Kayalar düşürülüyor, vadilerin dolgusu yapılarak antik liman yapılıyor.
Aslında tam da kritik nokta burada. Zira, baraj sonrası oluşturulacak Yeni Hasankeyf'ten Eski Hasankeyf'e botlarla gezinti yapılacak, buralarda eskiden hangi eserler olduğu anlatılacak. Burada gerçekleştirilecek antik liman için başka yerlerden hafriyat taşımanın daha maliyetli olacağı, ucuza getirmek adına kayaların dinamitle patlatılarak hafriyat yaratıldığı belirtiliyor.
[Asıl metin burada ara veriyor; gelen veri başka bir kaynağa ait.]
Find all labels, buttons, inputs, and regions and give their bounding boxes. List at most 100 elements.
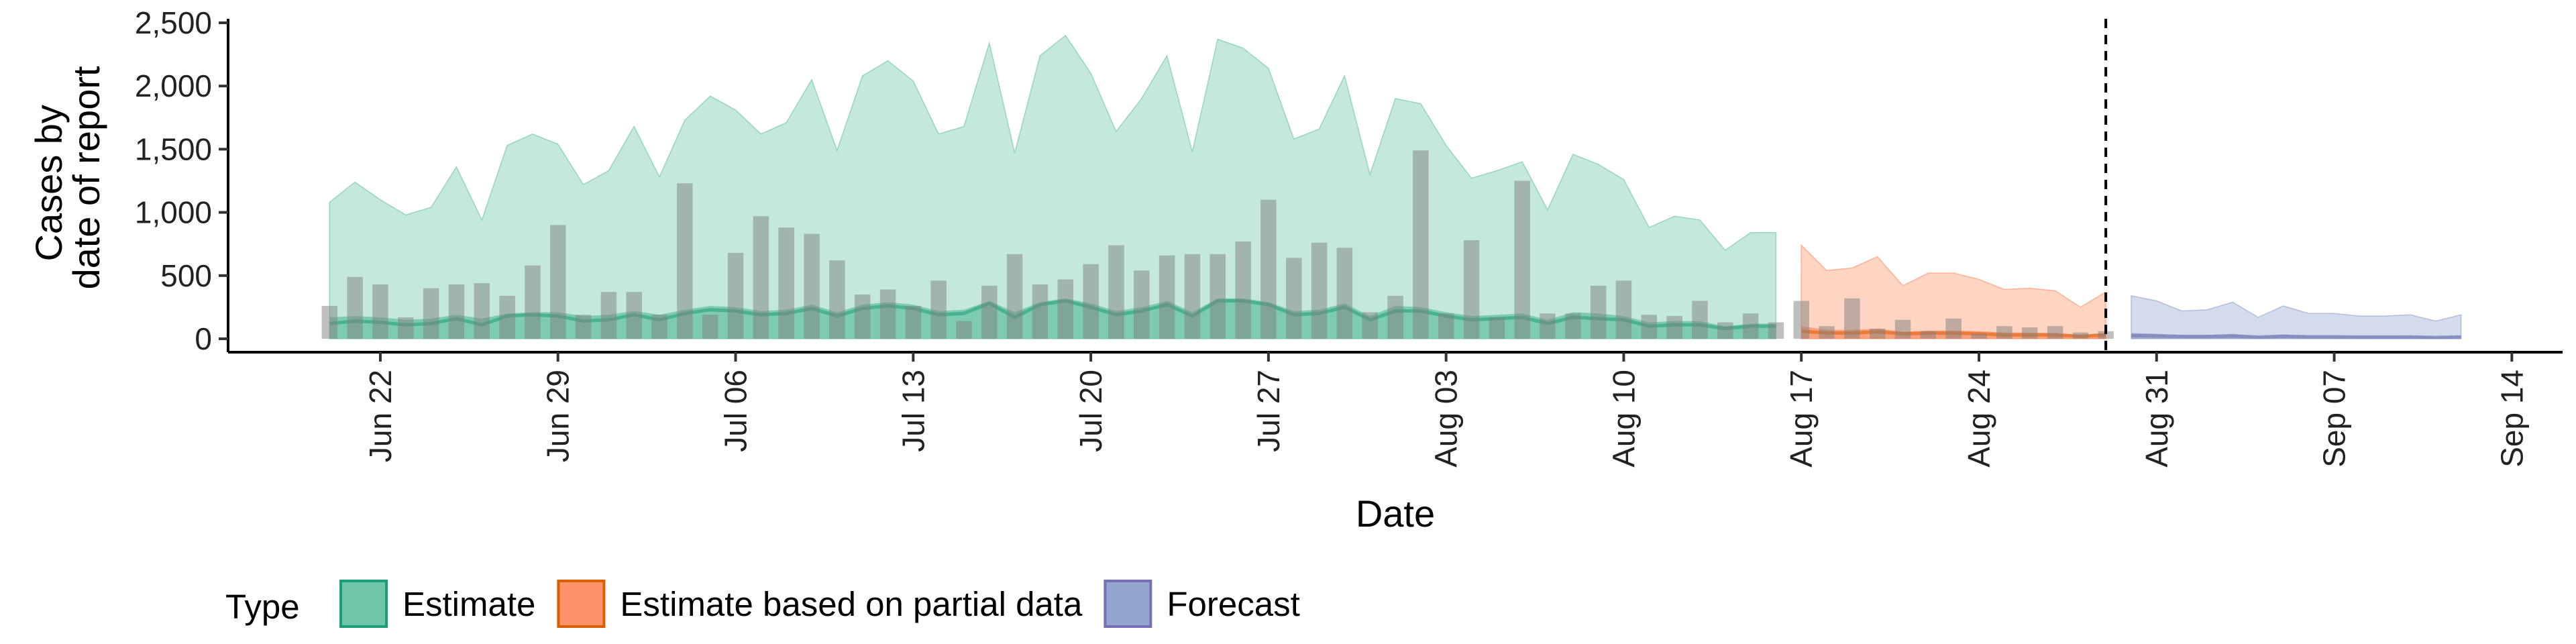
- reported-cases-bar: [550, 225, 566, 339]
- reported-cases-bar: [1006, 254, 1023, 339]
- reported-cases-bar: [1210, 254, 1226, 339]
- y-tick-label: 1,500: [135, 131, 212, 166]
- x-tick-label: Jul 06: [718, 370, 753, 452]
- x-tick-label: Sep 14: [2494, 370, 2529, 468]
- reported-cases-bar: [474, 283, 490, 339]
- reported-cases-bar: [1438, 313, 1454, 339]
- x-tick-label: Aug 03: [1429, 370, 1464, 468]
- reported-cases-bar: [677, 183, 693, 339]
- x-ticks: Jun 22 Jun 29 Jul 06 Jul 13 Jul 20 Jul 27 Aug …: [363, 352, 2529, 468]
- reported-cases-bar: [1641, 315, 1657, 339]
- series-median-line-2: [2131, 333, 2461, 339]
- x-tick-label: Jul 20: [1073, 370, 1108, 452]
- reported-cases-bar: [1336, 248, 1353, 339]
- reported-cases-bar: [525, 265, 541, 339]
- reported-cases-bar: [702, 315, 718, 339]
- reported-cases-bar: [1819, 326, 1835, 339]
- reported-cases-bar: [956, 321, 972, 339]
- reported-cases-bar: [651, 315, 667, 339]
- reported-cases-bar: [1134, 270, 1150, 339]
- reported-cases-bar: [1387, 295, 1403, 339]
- reported-cases-bar: [981, 285, 998, 339]
- legend-label-1: Estimate based on partial data: [620, 585, 1083, 623]
- y-tick-label: 2,500: [135, 5, 212, 40]
- legend-key-1: [557, 580, 606, 628]
- reported-cases-bar: [2098, 331, 2114, 339]
- x-tick-label: Aug 24: [1962, 370, 1996, 468]
- reported-cases-bar: [829, 260, 845, 339]
- reported-cases-bar: [1032, 284, 1049, 339]
- reported-cases-bar: [321, 306, 338, 339]
- reported-cases-bar: [1362, 312, 1378, 339]
- reported-cases-bar: [1920, 331, 1937, 339]
- reported-cases-bar: [1971, 333, 1987, 339]
- reported-cases-bar: [1108, 245, 1124, 339]
- y-axis-title-line-1: Cases by: [28, 105, 70, 261]
- reported-cases-bar: [398, 317, 414, 339]
- reported-cases-bar: [1870, 328, 1886, 339]
- reported-cases-bar: [1159, 255, 1175, 339]
- reported-cases-bar: [2047, 326, 2063, 339]
- reported-cases-bar: [854, 294, 871, 339]
- y-tick-label: 0: [195, 321, 212, 356]
- legend-title: Type: [225, 588, 300, 626]
- reported-cases-bar: [2072, 332, 2089, 339]
- reported-cases-bar: [1057, 279, 1073, 339]
- y-axis-title-line-2: date of report: [65, 66, 107, 290]
- reported-cases-bar: [1768, 322, 1784, 339]
- legend-label-2: Forecast: [1167, 585, 1299, 623]
- reported-cases-bar: [2021, 327, 2038, 339]
- reported-cases-bar: [778, 227, 794, 339]
- y-ticks: 0 500 1,000 1,500 2,000 2,500: [135, 5, 228, 356]
- reported-cases-bar: [448, 284, 465, 339]
- reported-cases-bar: [1311, 242, 1328, 339]
- reported-cases-bar: [1540, 313, 1556, 339]
- reported-cases-bar: [1742, 313, 1759, 339]
- reported-cases-bar: [575, 315, 592, 339]
- reported-cases-bar: [1945, 318, 1962, 339]
- reported-cases-bar: [1666, 316, 1682, 339]
- reported-cases-bar: [372, 284, 388, 339]
- reported-cases-bar: [879, 289, 896, 339]
- y-tick-label: 500: [160, 258, 212, 293]
- reported-cases-bar: [1235, 241, 1251, 339]
- reported-cases-bar: [347, 276, 363, 339]
- reported-cases-bar: [804, 233, 820, 339]
- reported-cases-bar: [626, 292, 642, 339]
- x-axis-title: Date: [1356, 492, 1435, 535]
- y-tick-label: 1,000: [135, 195, 212, 230]
- reported-cases-bar: [1489, 317, 1505, 339]
- reported-cases-bar: [1565, 313, 1581, 339]
- reported-cases-bar: [1793, 301, 1809, 339]
- reported-cases-bar: [1615, 280, 1632, 339]
- reported-cases-bar: [1260, 199, 1277, 339]
- reported-cases-bar: [1590, 285, 1607, 339]
- reported-cases-bar: [1894, 319, 1911, 339]
- legend-key-0: [339, 580, 388, 628]
- x-tick-label: Aug 17: [1784, 370, 1819, 468]
- reported-cases-bar: [1692, 301, 1708, 339]
- series-band-outer-2: [2131, 294, 2462, 339]
- y-tick-label: 2,000: [135, 68, 212, 103]
- reported-cases-bar: [1083, 264, 1099, 339]
- reported-cases-bar: [727, 252, 744, 339]
- reported-cases-bar: [1717, 322, 1733, 339]
- reported-cases-bar: [905, 306, 922, 339]
- axes: 0 500 1,000 1,500 2,000 2,500 Jun 22 Jun 29 Jul…: [135, 5, 2563, 468]
- reported-cases-bar: [600, 292, 617, 339]
- legend-key-2: [1104, 580, 1152, 628]
- x-tick-label: Aug 31: [2139, 370, 2174, 468]
- reported-cases-bar: [1413, 150, 1429, 339]
- reported-cases-bar: [1463, 240, 1480, 339]
- x-tick-label: Sep 07: [2317, 370, 2352, 468]
- reported-cases-bar: [1184, 254, 1201, 339]
- x-tick-label: Jul 13: [896, 370, 930, 452]
- reported-cases-bar: [499, 295, 515, 339]
- x-tick-label: Jun 22: [363, 370, 398, 462]
- reported-cases-bar: [1286, 258, 1302, 339]
- reported-cases-bar: [423, 288, 439, 339]
- reported-cases-bar: [753, 216, 769, 339]
- reported-cases-bar: [1514, 180, 1530, 339]
- legend: Type Estimate Estimate based on partial d…: [225, 580, 1300, 628]
- x-tick-label: Jul 27: [1251, 370, 1286, 452]
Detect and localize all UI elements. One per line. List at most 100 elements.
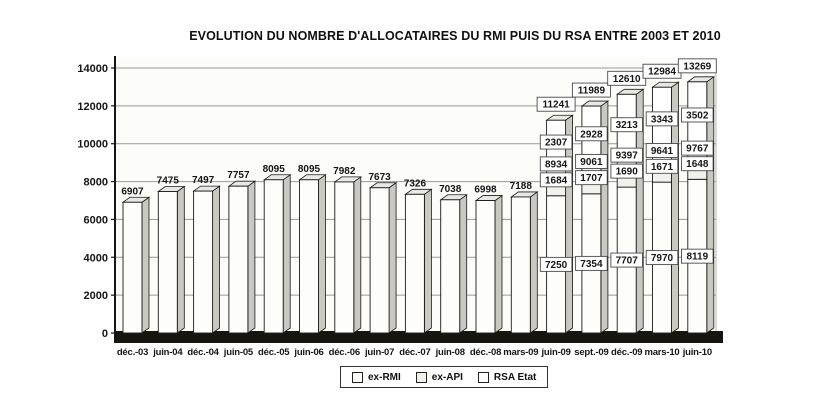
x-tick-label: déc.-08	[470, 347, 501, 358]
bar-side-face	[176, 185, 185, 334]
x-tick-label: déc.-09	[611, 347, 642, 358]
value-label-box	[681, 140, 714, 156]
bar-value-label: 7250	[545, 260, 568, 271]
bar-side-face	[247, 180, 256, 334]
value-label-box	[610, 252, 643, 268]
chart-floor	[114, 331, 723, 343]
bar-segment-ex-RMI	[228, 185, 249, 334]
bar-value-label: 7982	[333, 166, 356, 177]
bar-value-label: 7326	[404, 178, 427, 189]
bar-value-label: 8095	[298, 164, 321, 175]
y-tick-label: 12000	[77, 101, 108, 113]
bar-segment-ex-RMI	[404, 193, 425, 334]
bar-segment-ex-RMI	[440, 199, 461, 334]
bar-value-label: 7497	[192, 175, 215, 186]
bar-side-face	[494, 194, 503, 334]
value-label-box	[575, 126, 608, 142]
y-tick-label: 10000	[77, 139, 108, 151]
bar-segment-ex-RMI	[334, 181, 355, 334]
value-label-box	[539, 172, 573, 188]
value-label-box	[645, 143, 679, 158]
bar-value-label: 8934	[545, 159, 568, 170]
value-label-box	[681, 248, 714, 264]
x-tick-label: juin-07	[364, 347, 394, 358]
bar-value-label: 9061	[580, 157, 603, 168]
value-label-box	[575, 170, 608, 186]
bar-side-face	[459, 194, 468, 334]
bar-value-label: 11989	[578, 86, 606, 97]
x-tick-label: déc.-05	[258, 347, 290, 358]
bar-value-label: 7673	[368, 172, 391, 183]
legend-swatch-rsa-etat-icon	[477, 371, 489, 383]
x-tick-label: juin-04	[152, 347, 183, 358]
bar-value-label: 1671	[651, 162, 674, 173]
bar-value-label: 3343	[651, 114, 674, 125]
bar-value-label: 12984	[648, 67, 676, 78]
bar-value-label: 6998	[474, 185, 497, 196]
bar-side-face	[141, 196, 150, 334]
bar-side-face	[388, 181, 397, 334]
bar-value-label: 1707	[580, 173, 603, 184]
value-label-box	[645, 250, 679, 266]
chart-title: EVOLUTION DU NOMBRE D'ALLOCATAIRES DU RM…	[189, 29, 721, 43]
value-label-box	[539, 134, 573, 150]
y-tick-label: 0	[102, 328, 108, 340]
y-tick-label: 8000	[84, 177, 108, 189]
y-tick-label: 4000	[84, 252, 108, 264]
bar-segment-ex-RMI	[263, 179, 284, 334]
x-tick-label: juin-10	[682, 347, 712, 358]
bar-value-label: 8119	[686, 252, 708, 263]
bar-side-face	[212, 185, 221, 334]
legend-item-rsa-etat: RSA Etat	[477, 371, 536, 383]
bar-value-label: 7970	[651, 253, 674, 264]
bar-value-label: 7757	[227, 170, 250, 181]
x-tick-label: mars-10	[644, 347, 679, 358]
value-label-box	[539, 156, 573, 172]
x-tick-label: déc.-07	[399, 347, 430, 358]
bar-value-label: 7354	[580, 259, 603, 270]
y-tick-label: 6000	[84, 214, 108, 226]
bar-value-label: 1690	[616, 167, 639, 178]
bar-side-face	[529, 191, 538, 334]
x-tick-label: mars-09	[503, 347, 538, 358]
legend-swatch-ex-api-icon	[415, 371, 427, 383]
value-label-box	[677, 58, 717, 74]
x-tick-label: déc.-03	[117, 347, 148, 358]
bar-segment-ex-RMI	[157, 191, 178, 334]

Zaten kayalar gerçekten risk teşkil ediyorsa, riski gidermek için en uygun yöntem neyse o uygulanmalıydı. Örneğin, çelik fileler gibi.
Açık hava müzesi haline getirilerek, 12 bin yıllık insanlık mirasını yerinden oynatmadan sergilemek varken, tarih yine 50 yıl ömrü olacak baraja, betona ve tarihi dokuyla ilgisi olmayan uyduruk birtakım projelere teslim ediliyor.
Ben buna söyleyecek söz bulamıyorum, ayıp, ahlak, günah, zulüm gibi kavramlar bu durumu tanımlamak için yetersiz kalıyor.